我负责跑腿、校对、帮忙翻译、印刷、用装订机上锋利的针像缝马鞍那样装订,又阅读印刷机的刻石上的反字。在印刷店不忙的那几天,我就站在外面招揽客人。我依旧做逃亡时的男孩打扮,任谁也会错以为我是个懒散的小男孩,马裤的裤脚贴在赤裸的小腿上,赤脚套着旧鞋子,帽子歪戴。每到晴天,我就像个流浪的男孩那样靠在自家商店墙上,沐浴着英格兰微弱的阳光,懒洋洋地扫视着面前的街道。右方是另一家书店,比我们的那家要小一些,东西也卖得便宜些。左方是一家出版社,专为街边小贩和摆摊者提供廉价书、诗集和小册子,稍远处那个人既会画袖珍画,又会制作精巧的玩具,而更远处是一个肖像和素描画家。我们都是这条街上使用纸张和墨水的工人,父亲说过,我应该对这种双手不会长出老茧的生活心存感激。我确实应该如此,但我没有。

这条街很窄,甚至比我们在巴黎的临时住所更狭窄。每栋房子都紧挨着另一栋,一直延伸到河边,而且全都像蹲坐的醉汉那样摇摇欲坠,山墙上的窗子高悬在鹅卵石路面的上方,遮蔽了天空,这让照在泥灰墙上的昏暗阳光斑斑驳驳,就像袖子上的开口。街道的气味之强烈堪比农场。每天清晨,女人都会在窗边倾倒夜壶和洗衣盆,又将装着排泄物的桶倒在街当中的那条缓慢的水流中,让它们随之缓缓流入泰晤士河的肮脏河道里。

我想住在一个更好的地方,比如伊丽莎白公主那种满花木、看得到小河的花园。我想要成为更好的人,不是衣衫褴褛的书商学徒,不是掩饰性别的女孩,不是将要嫁给陌生人为妻的女人。

正当我站在那儿,努力像一只生气的西班牙猫咪那样让自己暖起来的时候,我听到马刺碰到鹅卵石路面的鸣响,立刻睁开眼睛,挺直身体。在我面前投下细长影子的是一位青年男子。他衣着华丽,头上戴着一顶高高的帽子,斗篷从他肩上垂下,腰间挂着一柄细细的银色长剑。他是我见过的所有英俊男人之中最令人叹为观止的。

这些已经够让人吃惊的了,我能感觉到自己在盯着他看,仿佛在打量一位落入凡间的天使。但他身后还有一个男人。

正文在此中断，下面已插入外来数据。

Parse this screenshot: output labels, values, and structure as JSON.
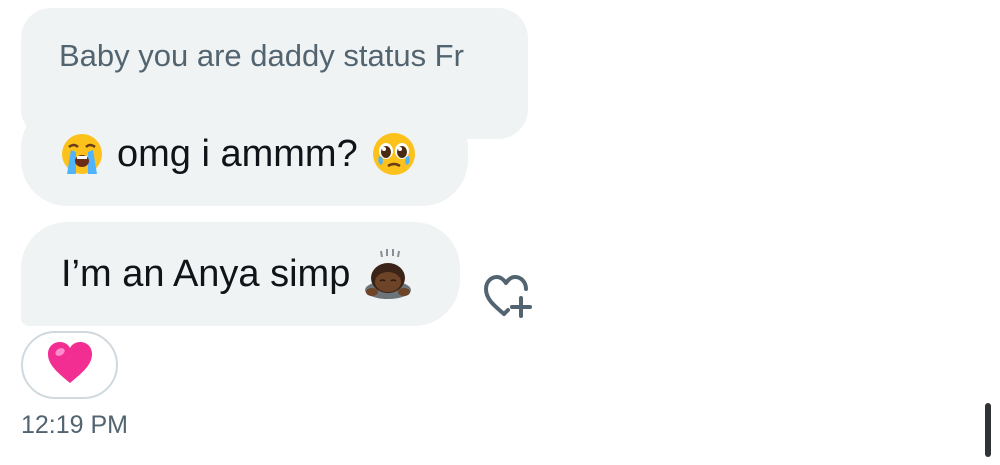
{
  "conversation": {
    "quoted_message": {
      "text": "Baby you are daddy status Fr"
    },
    "messages": [
      {
        "leading_emoji": "sob-face-emoji",
        "text": "omg i ammm?",
        "trailing_emoji": "pleading-face-emoji"
      },
      {
        "text": "I’m an Anya simp",
        "trailing_emoji": "person-bowing-emoji"
      }
    ],
    "add_reaction_icon": "heart-plus-icon",
    "reaction": {
      "emoji": "pink-heart-emoji"
    },
    "timestamp": "12:19 PM"
  },
  "colors": {
    "bubble_background": "#eff3f4",
    "quoted_text": "#536471",
    "message_text": "#0f1419",
    "reaction_border": "#cfd9de",
    "pink_heart": "#f22e93",
    "timestamp_text": "#536471"
  }
}
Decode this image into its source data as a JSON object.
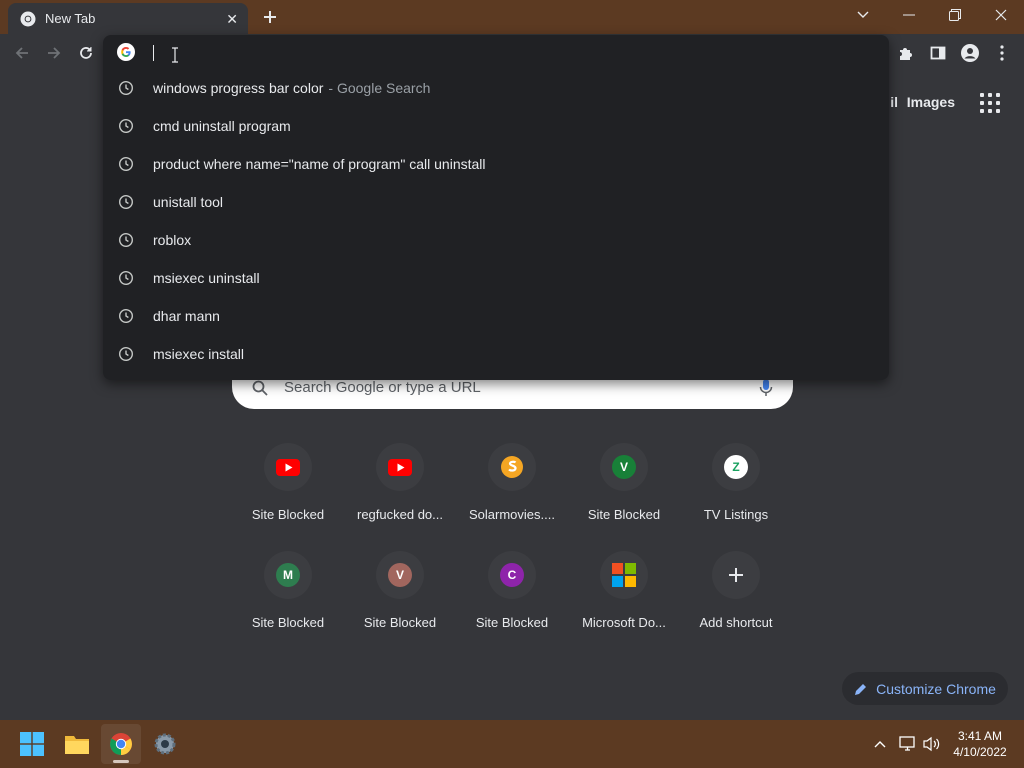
{
  "browser": {
    "tab": {
      "title": "New Tab",
      "favicon": "chrome-icon"
    },
    "window_controls": [
      "tab-search-icon",
      "minimize-icon",
      "restore-icon",
      "close-icon"
    ]
  },
  "toolbar": {
    "icons": [
      "back-icon",
      "forward-icon",
      "reload-icon",
      "extensions-icon",
      "side-panel-icon",
      "profile-icon",
      "menu-icon"
    ]
  },
  "omnibox": {
    "value": "",
    "suggestions": [
      {
        "text": "windows progress bar color",
        "description": "- Google Search"
      },
      {
        "text": "cmd uninstall program",
        "description": ""
      },
      {
        "text": "product where name=\"name of program\" call uninstall",
        "description": ""
      },
      {
        "text": "unistall tool",
        "description": ""
      },
      {
        "text": "roblox",
        "description": ""
      },
      {
        "text": "msiexec uninstall",
        "description": ""
      },
      {
        "text": "dhar mann",
        "description": ""
      },
      {
        "text": "msiexec install",
        "description": ""
      }
    ]
  },
  "ntp": {
    "header_links": {
      "gmail_partial": "il",
      "images": "Images"
    },
    "search": {
      "placeholder": "Search Google or type a URL"
    },
    "shortcuts": [
      {
        "title": "Site Blocked",
        "icon": "youtube-icon"
      },
      {
        "title": "regfucked do...",
        "icon": "youtube-icon"
      },
      {
        "title": "Solarmovies....",
        "icon": "solarmovies-icon"
      },
      {
        "title": "Site Blocked",
        "icon": "letter-icon",
        "letter": "V",
        "color": "#188038"
      },
      {
        "title": "TV Listings",
        "icon": "zap2it-icon",
        "letter": "Z"
      },
      {
        "title": "Site Blocked",
        "icon": "letter-icon",
        "letter": "M",
        "color": "#2e7d4f"
      },
      {
        "title": "Site Blocked",
        "icon": "letter-icon",
        "letter": "V",
        "color": "#a1665e"
      },
      {
        "title": "Site Blocked",
        "icon": "letter-icon",
        "letter": "C",
        "color": "#8e24aa"
      },
      {
        "title": "Microsoft Do...",
        "icon": "microsoft-icon"
      },
      {
        "title": "Add shortcut",
        "icon": "plus-icon"
      }
    ],
    "customize_label": "Customize Chrome"
  },
  "taskbar": {
    "apps": [
      "windows-start-icon",
      "file-explorer-icon",
      "chrome-icon",
      "settings-icon"
    ],
    "tray": [
      "chevron-up-icon",
      "network-icon",
      "volume-icon"
    ],
    "time": "3:41 AM",
    "date": "4/10/2022"
  },
  "colors": {
    "titlebar": "#5c3a22",
    "toolbar": "#35363a",
    "ntp_background": "#35363a",
    "popup": "#202124",
    "accent_blue": "#8ab4f8"
  }
}
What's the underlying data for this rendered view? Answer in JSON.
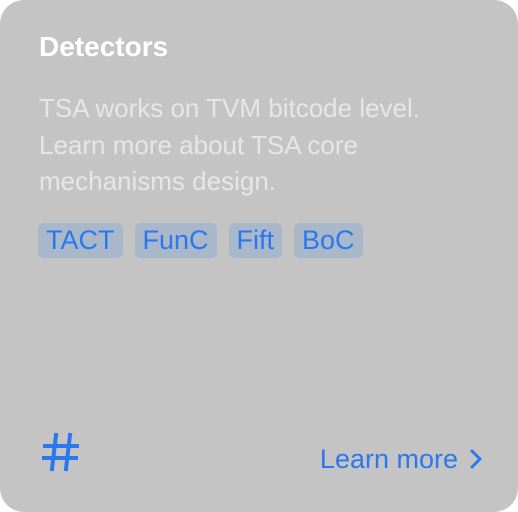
{
  "card": {
    "title": "Detectors",
    "description": "TSA works on TVM bitcode level. Learn more about TSA core mechanisms design.",
    "tags": [
      "TACT",
      "FunC",
      "Fift",
      "BoC"
    ],
    "icon": "hash-icon",
    "link": {
      "label": "Learn more",
      "icon": "chevron-right-icon"
    }
  },
  "colors": {
    "card_background": "#c4c4c4",
    "title": "#ffffff",
    "description": "#e6e6e6",
    "accent": "#2a78ec",
    "tag_background": "#a9b7cb"
  }
}
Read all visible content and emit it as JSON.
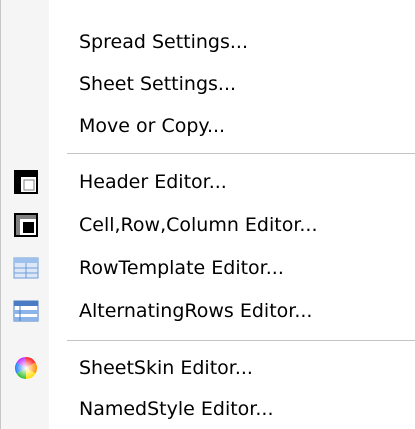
{
  "menu": {
    "items": [
      {
        "label": "Spread Settings..."
      },
      {
        "label": "Sheet Settings..."
      },
      {
        "label": "Move or Copy..."
      },
      {
        "label": "Header Editor...",
        "icon": "header-editor-icon"
      },
      {
        "label": "Cell,Row,Column Editor...",
        "icon": "cell-editor-icon"
      },
      {
        "label": "RowTemplate Editor...",
        "icon": "row-template-icon"
      },
      {
        "label": "AlternatingRows Editor...",
        "icon": "alternating-rows-icon"
      },
      {
        "label": "SheetSkin Editor...",
        "icon": "color-wheel-icon"
      },
      {
        "label": "NamedStyle Editor..."
      }
    ]
  }
}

那个男人年纪稍长,将近三十岁,皮肤是学者特有的苍白,双眸深邃。我以前见过这样的人。在阿拉贡,他本是父亲书店的常客之一,曾去巴黎拜访我们,而在伦敦,他也将成为我父亲的顾客和朋友。他是一位学者,我能从他佝偻的颈项和浑圆的双肩看出来。他是一位作家,我能看到他右手中指上难以洗去的墨渍;他实际的身份更加伟大:他是位思想家,是随时准备对不为人知之事一探究竟的那种人。他是个危险人物:不畏异端,不惧质问,总是想要知道更多。他是个能够从真相背后找出真相的人。

我认识一位与他相似的耶稣会牧师。在西班牙的时候他也来过我父亲的店里,向他讨要一些手抄本,古老的手抄本,比圣经还要古老,甚至比那些上帝的圣言更加古老。我还认识一位与他相似的犹太教学者,他也来过我父亲的店里想要一些禁书,索要旧约圣经中的律法篇。耶稣会士和学生也曾来购买书籍,但从某天开始他们再也不来了。在这个世界上,思想比出鞘的剑更危险,因为半数的思想都是禁忌,而另外一半则会引导人们去质疑地球是否真的稳稳地停留在宇宙的中心。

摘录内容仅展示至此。